The definition of the word myopia means nearsightedness or lack of imagination, foresight or intellectual insight. This gives us a clue as to what Levitt meant when he observed that companies spend too much time and energy in producing goods and services but not enough time understanding or keeping up with what their customers want or need.

One example he uses highlights how one industry could have succeeded if only it had paid attention to the changing needs of the marketplace. “If a buggy whip manufacturer in 1910 had defined its business as a ‘transportation starter business’ they might have been able to make the creative leap and move into the automobile business when this new technological change demanded it.”

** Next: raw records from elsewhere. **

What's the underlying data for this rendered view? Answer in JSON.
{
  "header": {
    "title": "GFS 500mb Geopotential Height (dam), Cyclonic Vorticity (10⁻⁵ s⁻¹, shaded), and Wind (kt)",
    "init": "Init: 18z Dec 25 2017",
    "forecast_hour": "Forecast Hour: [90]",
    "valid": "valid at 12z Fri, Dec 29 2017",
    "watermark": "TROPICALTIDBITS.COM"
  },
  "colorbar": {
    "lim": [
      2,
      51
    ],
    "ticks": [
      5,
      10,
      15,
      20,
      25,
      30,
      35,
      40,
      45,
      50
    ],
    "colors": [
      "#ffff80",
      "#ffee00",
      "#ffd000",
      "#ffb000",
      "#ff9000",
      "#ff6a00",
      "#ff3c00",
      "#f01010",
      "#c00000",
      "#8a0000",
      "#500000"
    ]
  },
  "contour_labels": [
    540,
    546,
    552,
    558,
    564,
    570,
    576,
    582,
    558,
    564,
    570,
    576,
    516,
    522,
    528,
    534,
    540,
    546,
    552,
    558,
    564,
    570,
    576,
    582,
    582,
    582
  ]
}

Levitt also postulated that there are no so called growth industries. He wrote, “There are only companies organized and operated to create and capitalize on growth opportunities. Industries that assume themselves to be riding some automatic growth escalator invariably descend into stagnation.

The history of every dead and dying “growth” industry shows a self-deceiving cycle of bountiful expansion and undetected decay. There are four conditions that usually guarantee this cycle:

1. The belief that growth is assured by an expanding and more affluent population;

2. The belief that there is no competitive substitute for the industry’s major product;

3. Too much faith in mass production and in the advantages of rapidly declining unit costs as output rises;

4. Preoccupation with a product that lends itself to carefully controlled scientific experimentation, improvement, and manufacturing cost reduction. “

One example of a company hit with marketing myopia is Kodak. At one time this giant employed over 145,000 workers and was the fifth most valuable brand in the world. It filed for Chapter 11 bankruptcy protection in 2012, and by the end of 2016 headcount was 6,100 and the company had sold off most of its 1,100 patents to make ends meet.

Levitt’s bottom line revolved around the fact that building an effective customer-oriented company involves far more than good intentions or promotional tricks; it involves profound matters of human organization, leadership and a vision of what’s in store for the future.